I feel this would optimize the calls a bit as there is no bash process setup and teardown.
subprocess never runs the shell unless you ask it explicitly e.g.,
#!/usr/bin/env python
import subprocess
subprocess.check_call(['ls', '-l'])
This call runs ls program without invoking /bin/sh.
Or will it give no performance advantage?
If your subprocess calls actually use the shell e.g., to specify a pipeline consicely or you use bash process substitution that could be verbose and error-prone to define using subprocess module directly then it is unlikely that invoking bash is a performance bottleneck -- measure it first.
There are Python packages that too allow to specify such commands consicely e.g., plumbum could be used to emulate a shell pipeline.
If you want to use bash as a server process then pexpect is useful for dialog-based interactions with an external process -- though it is unlikely that it affects time performance. fabric allows to run both local and remote commands (ssh).
There are other subprocess wrappers such as sarge which can parse a pipeline specified in a string without invoking the shell e.g., it enables cross-platform support for bash-like syntax (&&, ||, & in command lines) or sh -- a complete subprocess replacement on Unix that provides TTY by default (it seems full-featured but the shell-like piping is less straightforward).

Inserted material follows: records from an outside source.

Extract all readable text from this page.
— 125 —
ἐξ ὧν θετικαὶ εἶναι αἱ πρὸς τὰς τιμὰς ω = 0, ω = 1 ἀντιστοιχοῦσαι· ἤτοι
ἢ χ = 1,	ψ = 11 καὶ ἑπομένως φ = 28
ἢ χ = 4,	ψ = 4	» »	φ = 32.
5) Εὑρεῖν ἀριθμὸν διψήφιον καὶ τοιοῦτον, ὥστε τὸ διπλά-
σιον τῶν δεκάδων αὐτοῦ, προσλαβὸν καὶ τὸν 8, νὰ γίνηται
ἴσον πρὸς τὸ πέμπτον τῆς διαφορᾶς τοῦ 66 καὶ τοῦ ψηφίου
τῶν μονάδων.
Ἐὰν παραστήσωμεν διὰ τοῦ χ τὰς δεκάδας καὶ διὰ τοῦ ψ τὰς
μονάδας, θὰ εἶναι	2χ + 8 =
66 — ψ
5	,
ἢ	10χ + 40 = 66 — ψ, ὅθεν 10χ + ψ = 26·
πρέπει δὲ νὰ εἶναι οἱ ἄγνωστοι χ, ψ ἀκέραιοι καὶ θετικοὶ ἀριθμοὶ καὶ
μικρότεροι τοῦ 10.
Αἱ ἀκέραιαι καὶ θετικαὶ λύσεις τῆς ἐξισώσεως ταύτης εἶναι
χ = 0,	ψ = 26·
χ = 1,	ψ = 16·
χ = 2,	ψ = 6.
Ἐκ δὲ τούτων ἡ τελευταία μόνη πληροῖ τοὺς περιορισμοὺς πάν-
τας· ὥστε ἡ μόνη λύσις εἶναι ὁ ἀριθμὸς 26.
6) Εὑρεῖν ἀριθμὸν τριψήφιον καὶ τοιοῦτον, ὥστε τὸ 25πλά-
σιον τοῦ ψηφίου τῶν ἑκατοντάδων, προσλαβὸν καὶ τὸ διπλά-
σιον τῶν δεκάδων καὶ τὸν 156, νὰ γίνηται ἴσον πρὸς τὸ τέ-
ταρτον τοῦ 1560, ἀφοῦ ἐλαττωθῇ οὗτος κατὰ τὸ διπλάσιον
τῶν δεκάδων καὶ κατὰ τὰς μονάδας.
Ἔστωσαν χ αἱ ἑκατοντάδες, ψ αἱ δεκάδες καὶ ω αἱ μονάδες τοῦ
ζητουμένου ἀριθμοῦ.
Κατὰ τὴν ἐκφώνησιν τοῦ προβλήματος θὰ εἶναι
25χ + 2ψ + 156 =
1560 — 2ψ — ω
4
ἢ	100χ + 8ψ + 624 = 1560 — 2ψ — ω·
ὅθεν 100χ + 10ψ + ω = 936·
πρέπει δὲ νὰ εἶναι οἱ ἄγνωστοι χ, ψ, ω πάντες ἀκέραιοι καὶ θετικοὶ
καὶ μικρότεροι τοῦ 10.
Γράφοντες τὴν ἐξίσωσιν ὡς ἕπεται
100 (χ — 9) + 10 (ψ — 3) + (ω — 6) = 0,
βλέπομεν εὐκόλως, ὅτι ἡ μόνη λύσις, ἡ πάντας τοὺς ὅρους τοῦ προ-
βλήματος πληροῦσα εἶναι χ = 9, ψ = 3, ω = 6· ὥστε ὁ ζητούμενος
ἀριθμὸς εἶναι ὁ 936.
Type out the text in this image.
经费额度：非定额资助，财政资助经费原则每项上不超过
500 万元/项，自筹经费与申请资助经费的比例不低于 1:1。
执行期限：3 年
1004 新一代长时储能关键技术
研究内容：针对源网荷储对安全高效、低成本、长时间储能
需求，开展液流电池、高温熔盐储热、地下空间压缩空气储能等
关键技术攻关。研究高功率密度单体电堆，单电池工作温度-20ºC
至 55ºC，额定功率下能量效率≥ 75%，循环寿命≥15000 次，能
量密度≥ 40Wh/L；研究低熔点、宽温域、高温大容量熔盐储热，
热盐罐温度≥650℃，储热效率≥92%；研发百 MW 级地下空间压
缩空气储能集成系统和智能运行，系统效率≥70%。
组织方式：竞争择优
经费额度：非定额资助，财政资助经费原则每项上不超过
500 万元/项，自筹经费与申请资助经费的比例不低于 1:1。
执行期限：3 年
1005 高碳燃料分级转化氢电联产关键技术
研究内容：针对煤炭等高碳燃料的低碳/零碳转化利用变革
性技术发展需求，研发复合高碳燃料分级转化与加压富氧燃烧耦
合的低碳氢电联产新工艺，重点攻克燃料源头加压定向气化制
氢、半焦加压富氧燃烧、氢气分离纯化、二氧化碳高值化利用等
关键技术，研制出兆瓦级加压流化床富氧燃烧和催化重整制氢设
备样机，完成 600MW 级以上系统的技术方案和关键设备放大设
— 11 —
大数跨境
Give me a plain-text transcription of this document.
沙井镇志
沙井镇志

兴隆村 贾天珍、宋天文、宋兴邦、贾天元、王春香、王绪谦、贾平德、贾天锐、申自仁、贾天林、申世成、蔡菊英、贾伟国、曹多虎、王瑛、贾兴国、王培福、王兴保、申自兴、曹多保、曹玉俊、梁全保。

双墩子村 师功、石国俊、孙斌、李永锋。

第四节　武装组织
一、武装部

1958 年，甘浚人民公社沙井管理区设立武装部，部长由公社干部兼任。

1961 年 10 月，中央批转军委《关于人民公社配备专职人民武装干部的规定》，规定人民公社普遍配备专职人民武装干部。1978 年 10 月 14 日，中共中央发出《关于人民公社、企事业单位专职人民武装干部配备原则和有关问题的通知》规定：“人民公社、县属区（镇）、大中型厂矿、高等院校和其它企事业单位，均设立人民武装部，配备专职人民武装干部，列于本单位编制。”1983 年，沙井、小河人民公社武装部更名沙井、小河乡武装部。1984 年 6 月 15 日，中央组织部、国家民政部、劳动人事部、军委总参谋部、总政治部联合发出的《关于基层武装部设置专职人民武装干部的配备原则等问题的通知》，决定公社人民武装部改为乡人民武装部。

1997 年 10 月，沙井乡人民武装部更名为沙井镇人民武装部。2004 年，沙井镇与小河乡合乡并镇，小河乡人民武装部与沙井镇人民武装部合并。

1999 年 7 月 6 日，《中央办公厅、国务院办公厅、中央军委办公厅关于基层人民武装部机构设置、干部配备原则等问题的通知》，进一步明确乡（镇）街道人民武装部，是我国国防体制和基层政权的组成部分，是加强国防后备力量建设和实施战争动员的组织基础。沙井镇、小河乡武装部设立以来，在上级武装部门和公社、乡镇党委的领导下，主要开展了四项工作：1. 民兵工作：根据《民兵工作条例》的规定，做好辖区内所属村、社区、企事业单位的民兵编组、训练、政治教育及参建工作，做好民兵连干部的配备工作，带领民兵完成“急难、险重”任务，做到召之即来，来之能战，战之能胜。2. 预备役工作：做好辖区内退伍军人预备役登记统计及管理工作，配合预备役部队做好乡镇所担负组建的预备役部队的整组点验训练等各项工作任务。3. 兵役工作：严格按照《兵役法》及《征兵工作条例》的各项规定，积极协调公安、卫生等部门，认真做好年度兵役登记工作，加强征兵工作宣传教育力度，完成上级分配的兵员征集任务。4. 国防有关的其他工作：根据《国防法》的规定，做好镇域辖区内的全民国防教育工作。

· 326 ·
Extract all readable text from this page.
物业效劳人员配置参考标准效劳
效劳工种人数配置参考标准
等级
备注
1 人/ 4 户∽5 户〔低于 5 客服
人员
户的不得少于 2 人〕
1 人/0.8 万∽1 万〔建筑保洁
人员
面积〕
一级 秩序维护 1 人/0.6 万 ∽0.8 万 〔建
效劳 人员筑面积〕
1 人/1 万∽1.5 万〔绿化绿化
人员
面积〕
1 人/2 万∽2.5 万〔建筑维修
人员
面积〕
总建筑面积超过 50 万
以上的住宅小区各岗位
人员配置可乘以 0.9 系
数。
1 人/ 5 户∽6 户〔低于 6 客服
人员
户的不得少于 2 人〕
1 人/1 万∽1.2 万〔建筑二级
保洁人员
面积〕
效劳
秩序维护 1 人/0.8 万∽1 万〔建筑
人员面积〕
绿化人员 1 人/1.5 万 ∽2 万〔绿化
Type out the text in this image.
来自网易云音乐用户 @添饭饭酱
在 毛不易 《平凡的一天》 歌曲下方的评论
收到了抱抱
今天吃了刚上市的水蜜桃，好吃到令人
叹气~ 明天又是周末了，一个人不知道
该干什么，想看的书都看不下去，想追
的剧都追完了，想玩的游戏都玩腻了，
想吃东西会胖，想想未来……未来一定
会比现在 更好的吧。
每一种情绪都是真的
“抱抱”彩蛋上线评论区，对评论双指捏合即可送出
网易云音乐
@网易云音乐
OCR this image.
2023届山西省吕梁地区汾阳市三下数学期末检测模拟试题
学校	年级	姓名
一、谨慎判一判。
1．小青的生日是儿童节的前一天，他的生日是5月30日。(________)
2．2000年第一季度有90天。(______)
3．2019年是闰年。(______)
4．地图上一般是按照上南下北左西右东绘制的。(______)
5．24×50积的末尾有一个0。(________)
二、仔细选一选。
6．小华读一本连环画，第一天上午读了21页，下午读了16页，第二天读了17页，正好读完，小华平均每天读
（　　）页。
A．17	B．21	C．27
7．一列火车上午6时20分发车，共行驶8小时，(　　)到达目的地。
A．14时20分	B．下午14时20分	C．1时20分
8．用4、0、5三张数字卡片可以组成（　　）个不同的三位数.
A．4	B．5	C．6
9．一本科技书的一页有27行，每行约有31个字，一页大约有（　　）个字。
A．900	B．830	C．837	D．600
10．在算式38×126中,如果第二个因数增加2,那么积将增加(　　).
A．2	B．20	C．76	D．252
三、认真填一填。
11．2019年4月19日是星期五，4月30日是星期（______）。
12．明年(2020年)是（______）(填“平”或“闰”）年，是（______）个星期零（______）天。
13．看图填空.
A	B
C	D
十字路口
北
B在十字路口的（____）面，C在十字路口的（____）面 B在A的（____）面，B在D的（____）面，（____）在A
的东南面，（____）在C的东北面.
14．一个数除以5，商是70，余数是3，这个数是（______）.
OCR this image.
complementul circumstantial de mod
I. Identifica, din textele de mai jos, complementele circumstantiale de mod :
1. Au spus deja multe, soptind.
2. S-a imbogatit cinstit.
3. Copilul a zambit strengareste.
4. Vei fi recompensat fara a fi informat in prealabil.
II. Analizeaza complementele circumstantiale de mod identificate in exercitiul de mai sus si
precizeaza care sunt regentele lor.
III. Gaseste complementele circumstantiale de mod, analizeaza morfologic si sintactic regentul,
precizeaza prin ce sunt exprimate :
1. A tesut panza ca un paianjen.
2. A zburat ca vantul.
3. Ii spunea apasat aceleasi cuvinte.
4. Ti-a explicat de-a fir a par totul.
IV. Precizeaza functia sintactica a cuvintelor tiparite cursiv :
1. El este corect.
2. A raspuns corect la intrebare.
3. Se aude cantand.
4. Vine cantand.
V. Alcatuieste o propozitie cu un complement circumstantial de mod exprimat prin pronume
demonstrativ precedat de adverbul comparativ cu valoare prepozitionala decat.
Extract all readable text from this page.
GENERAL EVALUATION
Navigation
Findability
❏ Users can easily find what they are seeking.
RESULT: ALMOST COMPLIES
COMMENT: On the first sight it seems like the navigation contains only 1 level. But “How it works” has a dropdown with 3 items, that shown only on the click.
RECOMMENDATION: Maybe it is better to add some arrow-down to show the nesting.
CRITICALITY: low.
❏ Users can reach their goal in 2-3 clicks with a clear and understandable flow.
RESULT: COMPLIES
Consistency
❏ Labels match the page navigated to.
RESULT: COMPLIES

You can even use Python-ish BASHwards-looking syntax to run commands with xonsh shell.
Again, it is unlikely that it affects performance in a meaningful way in most cases.
The problem of starting and communicating with external processes in a portable manner is complex -- the interaction between processes, pipes, ttys, signals, threading, async. IO, buffering in various places has rough edges. Introducing a new package may complicate things if you don't know how a specific package solve numerous issues related to running shell commands.